Est-ce que les Ducati vous semblent toujours aussi dominantes ?
Je crois, même plus que l’an dernier. Dans la team Pramac, on est en place, Martin [son coéquipier] a plus d’expérience. La team VR46, avec Marini et Bezzecchi, gère très bien son sujet. Quant à la team Gresini, même si elle perd Bastianini [départ chez Ducati officiel], elle récupère Alex Marquez. Donc il y a clairement au moins six Ducati sur huit qui seront devant. Du coup, quand tu te dis " je vais faire top 10 ", et qu’il y a huit Ducati, c’est chaud. C’est pour ça que j’estime Ducati encore plus fort que l’an dernier.
Est-ce que cette fidélité à Pramac porte ses fruits ?
Complètement, je le vois avec les tests, je ne me prends pas la tête et on essaie des choses différemment. On ne va pas chercher à faire des chronos absolument.
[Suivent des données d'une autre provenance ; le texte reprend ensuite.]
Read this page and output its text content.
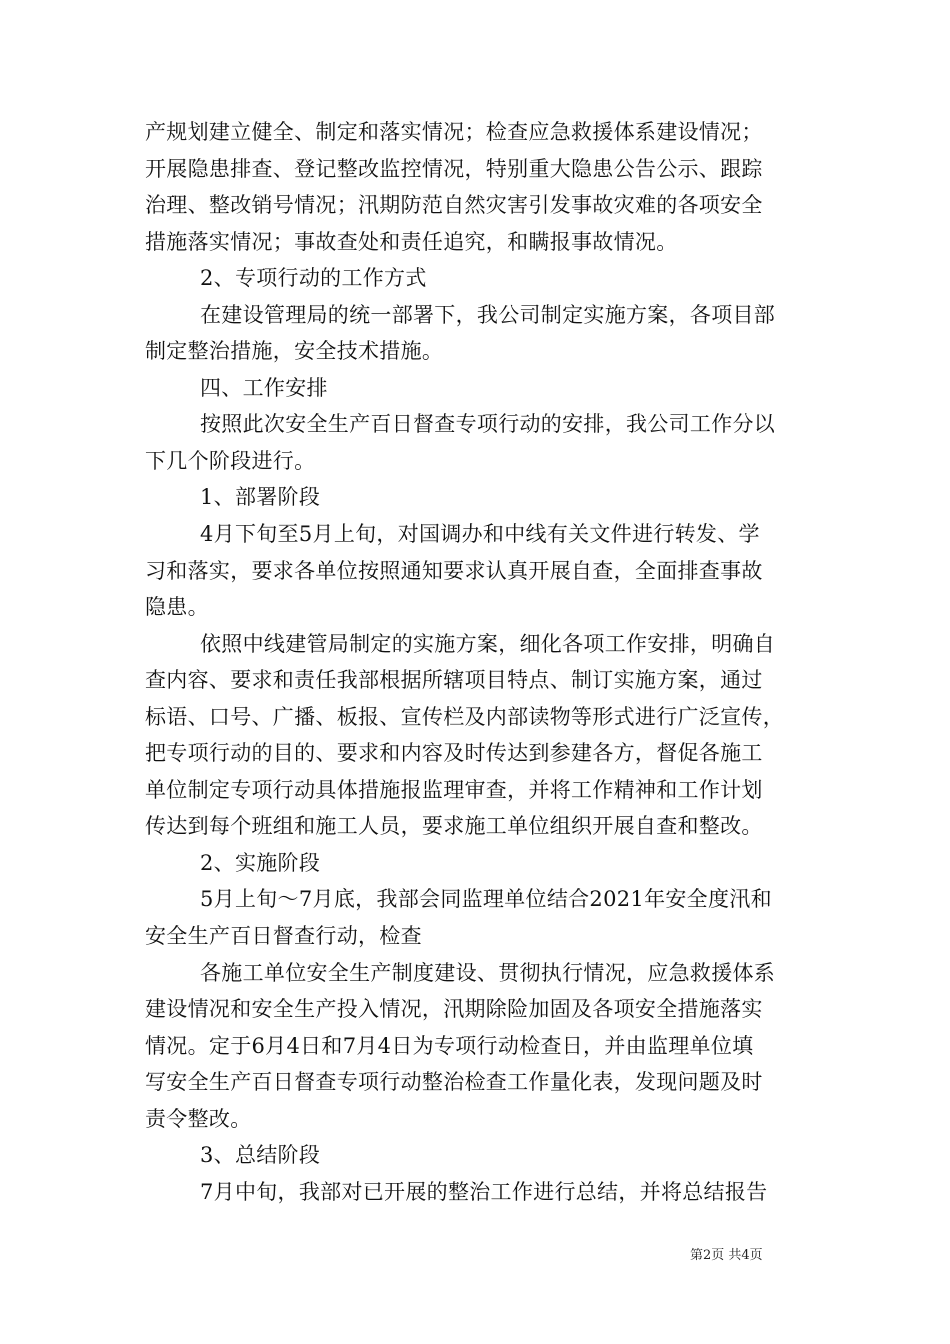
产规划建立健全、制定和落实情况；检查应急救援体系建设情况；
开展隐患排查、登记整改监控情况，特别重大隐患公告公示、跟踪
治理、整改销号情况；汛期防范自然灾害引发事故灾难的各项安全
措施落实情况；事故查处和责任追究，和瞒报事故情况。
2、专项行动的工作方式
在建设管理局的统一部署下，我公司制定实施方案，各项目部
制定整治措施，安全技术措施。
四、工作安排
按照此次安全生产百日督查专项行动的安排，我公司工作分以
下几个阶段进行。
1、部署阶段
4月下旬至5月上旬，对国调办和中线有关文件进行转发、学
习和落实，要求各单位按照通知要求认真开展自查，全面排查事故
隐患。
依照中线建管局制定的实施方案，细化各项工作安排，明确自
查内容、要求和责任我部根据所辖项目特点、制订实施方案，通过
标语、口号、广播、板报、宣传栏及内部读物等形式进行广泛宣传，
把专项行动的目的、要求和内容及时传达到参建各方，督促各施工
单位制定专项行动具体措施报监理审查，并将工作精神和工作计划
传达到每个班组和施工人员，要求施工单位组织开展自查和整改。
2、实施阶段
5月上旬～7月底，我部会同监理单位结合2021年安全度汛和
安全生产百日督查行动，检查
各施工单位安全生产制度建设、贯彻执行情况，应急救援体系
建设情况和安全生产投入情况，汛期除险加固及各项安全措施落实
情况。定于6月4日和7月4日为专项行动检查日，并由监理单位填
写安全生产百日督查专项行动整治检查工作量化表，发现问题及时
责令整改。
3、总结阶段
7月中旬，我部对已开展的整治工作进行总结，并将总结报告
第2页 共4页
Et sans chercher à en faire, avec l’habitude, je me retrouve à moins d’une seconde des meilleurs, alors que le niveau est de plus en plus élevé. Grâce à cette expérience avec la même moto, je fais les choses naturellement, sans m’en rendre compte. Et dès que tu te concentres, c’est pour être au top niveau, c’est agréable comme sensation.
Comment voyez-vous l’avenir ?
C’est difficile à dire, je vis un peu d’année en année. Et c’est aussi comme ça que fonctionne mon contrat. Si je peux gagner, si je joue les podiums, les contrats se renouvellent presque automatiquement. Parce qu’un pilote qui joue les podiums, c’est demandé et c’est ce que je fais depuis 2021 et 2022. Je me dis que ça peut encore le faire cette année, surtout si je débloque le compteur victoire. Le MotoGP c’est le plus intense, le plus sympa, c’est aussi ce qui fait avoir le meilleur revenu, donc il n’y a pas de raison de viser autre chose. Je ne ferai pas comme Valentino [Rossi], jusqu’à 42 ans. J’ai 33 ans, est-ce que jusqu’à 35, ça peut bien le faire ? Il faut voir.
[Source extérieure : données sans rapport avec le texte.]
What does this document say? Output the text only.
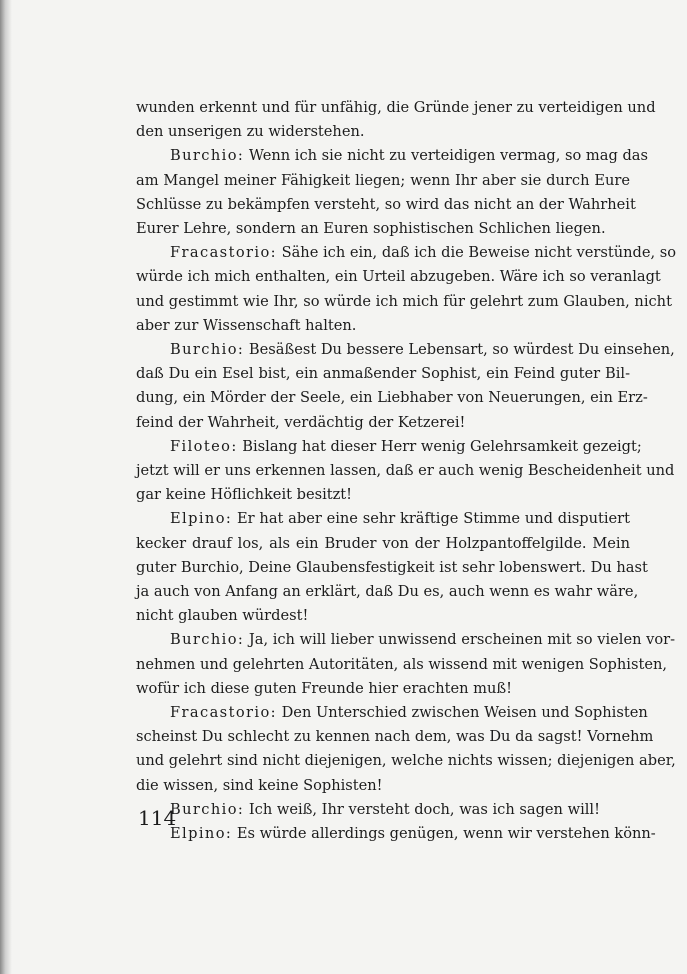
wunden erkennt und für unfähig, die Gründe jener zu verteidigen und
den unserigen zu widerstehen.
Burchio: Wenn ich sie nicht zu verteidigen vermag, so mag das
am Mangel meiner Fähigkeit liegen; wenn Ihr aber sie durch Eure
Schlüsse zu bekämpfen versteht, so wird das nicht an der Wahrheit
Eurer Lehre, sondern an Euren sophistischen Schlichen liegen.
Fracastorio: Sähe ich ein, daß ich die Beweise nicht verstünde, so
würde ich mich enthalten, ein Urteil abzugeben. Wäre ich so veranlagt
und gestimmt wie Ihr, so würde ich mich für gelehrt zum Glauben, nicht
aber zur Wissenschaft halten.
Burchio: Besäßest Du bessere Lebensart, so würdest Du einsehen,
daß Du ein Esel bist, ein anmaßender Sophist, ein Feind guter Bil-
dung, ein Mörder der Seele, ein Liebhaber von Neuerungen, ein Erz-
feind der Wahrheit, verdächtig der Ketzerei!
Filoteo: Bislang hat dieser Herr wenig Gelehrsamkeit gezeigt;
jetzt will er uns erkennen lassen, daß er auch wenig Bescheidenheit und
gar keine Höflichkeit besitzt!
Elpino: Er hat aber eine sehr kräftige Stimme und disputiert
kecker drauf los, als ein Bruder von der Holzpantoffelgilde. Mein
guter Burchio, Deine Glaubensfestigkeit ist sehr lobenswert. Du hast
ja auch von Anfang an erklärt, daß Du es, auch wenn es wahr wäre,
nicht glauben würdest!
Burchio: Ja, ich will lieber unwissend erscheinen mit so vielen vor-
nehmen und gelehrten Autoritäten, als wissend mit wenigen Sophisten,
wofür ich diese guten Freunde hier erachten muß!
Fracastorio: Den Unterschied zwischen Weisen und Sophisten
scheinst Du schlecht zu kennen nach dem, was Du da sagst! Vornehm
und gelehrt sind nicht diejenigen, welche nichts wissen; diejenigen aber,
die wissen, sind keine Sophisten!
Burchio: Ich weiß, Ihr versteht doch, was ich sagen will!
Elpino: Es würde allerdings genügen, wenn wir verstehen könn-
114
Est-ce que vous avez constaté un changement de la part du public envers le MotoGP depuis le titre de Fabio Quartararo ?
Avec Fabio, on a quasiment dix ans d’écart. Son titre a eu un effet boom, c’est top, comme je dis, je préfère que ce soit un Français plutôt qu’encore un Espagnol qui gagne un titre mondial. Avec mes deux titres en Moto 2, au niveau des passionnés, mon image n’a pas changé, ils sont toujours au taquet. Pour le grand public, réussir en MotoGP, ça permet clairement de faire connaître son nom au-delà.